Por qué se está volviendo más fácil

Correr todos estos sistemas especializados es cada vez más simple, dice Rovai, por dos razones. La primera es que el hardware mejora y gana capacidad mientras consume menos energía. Cada vez más teléfonos pueden correr IA pequeña, sobre todo los equipados con unidades de procesamiento neuronal, chips especializados que manejan tareas de IA como el reconocimiento facial. En 2025, algo más de un tercio de todos los smartphones vendidos en el mundo eran capaces de correr IA generativa, y esa cifra llegará al 45% a fin de este año, según la firma de investigación Counterpoint. Para fines del próximo año, algo más de la mitad de los smartphones podrá correr un modelo de IA pequeña.

La segunda razón es la huella cada vez menor de los modelos de lenguaje. Tanto Gemma 4 de Google DeepMind, lanzado en abril, como Qwen 3.5 de Alibaba son "fantásticos" para IA pequeña, dice Rovai. Ambos son de "pesos abiertos", lo que permite a los usuarios ajustar las conexiones entre parámetros a su medida. Eso facilita, por ejemplo, "tomar muchos datos de, digamos, la industria lechera y reentrenar el modelo específicamente en eso".

Rovai ilustró estas razones en una videollamada con uno de sus experimentos más recientes. Sosteniendo un dispositivo, dijo: "Este es el nuevo Arduino UNO Q, un aparato de 50 dólares con un chipset de Qualcomm. Aquí corro un modelo de lenguaje que recoge datos de sensores y los analiza para detectar pequeñas pozas de agua donde podrían criarse mosquitos. Consume 3 watts."

Quién impulsa el desarrollo

Convencido de que millones de personas ya se benefician de estas aplicaciones, el Banco Mundial promueve activamente la IA pequeña con subvenciones, programas de mentoría, financiamiento, asesoría técnica y modelos de política pública favorables a su desarrollo.
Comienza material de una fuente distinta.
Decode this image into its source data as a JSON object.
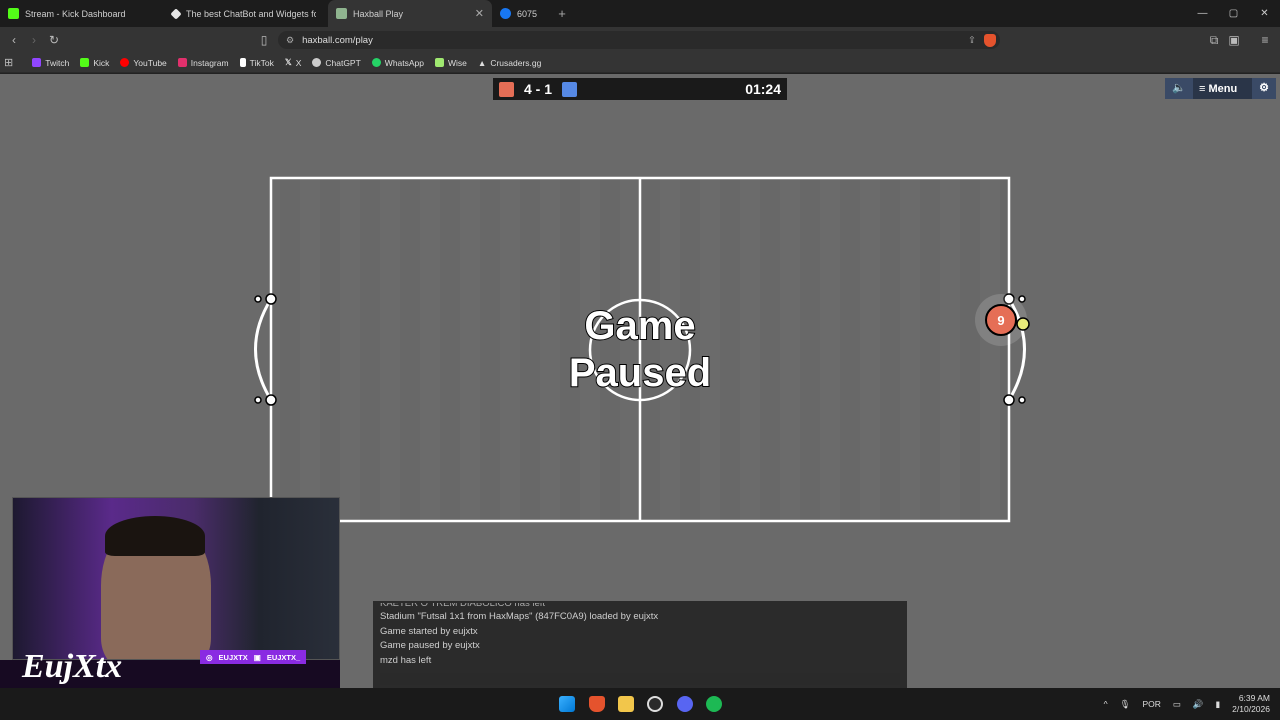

En Ruanda, por ejemplo, respalda un programa gubernamental para ayudar a hogares de bajos ingresos a conseguir dispositivos capaces de correr IA.

Con todo, nadie afirma que los grandes modelos de lenguaje vayan a desaparecer. Crear una IA generativa capaz de correr en un teléfono requiere las ideas de arquitectura, el procesamiento de datos y los resultados de un modelo mayor, dice Rovai. "Necesitamos los modelos grandes para crear estos modelos pequeños."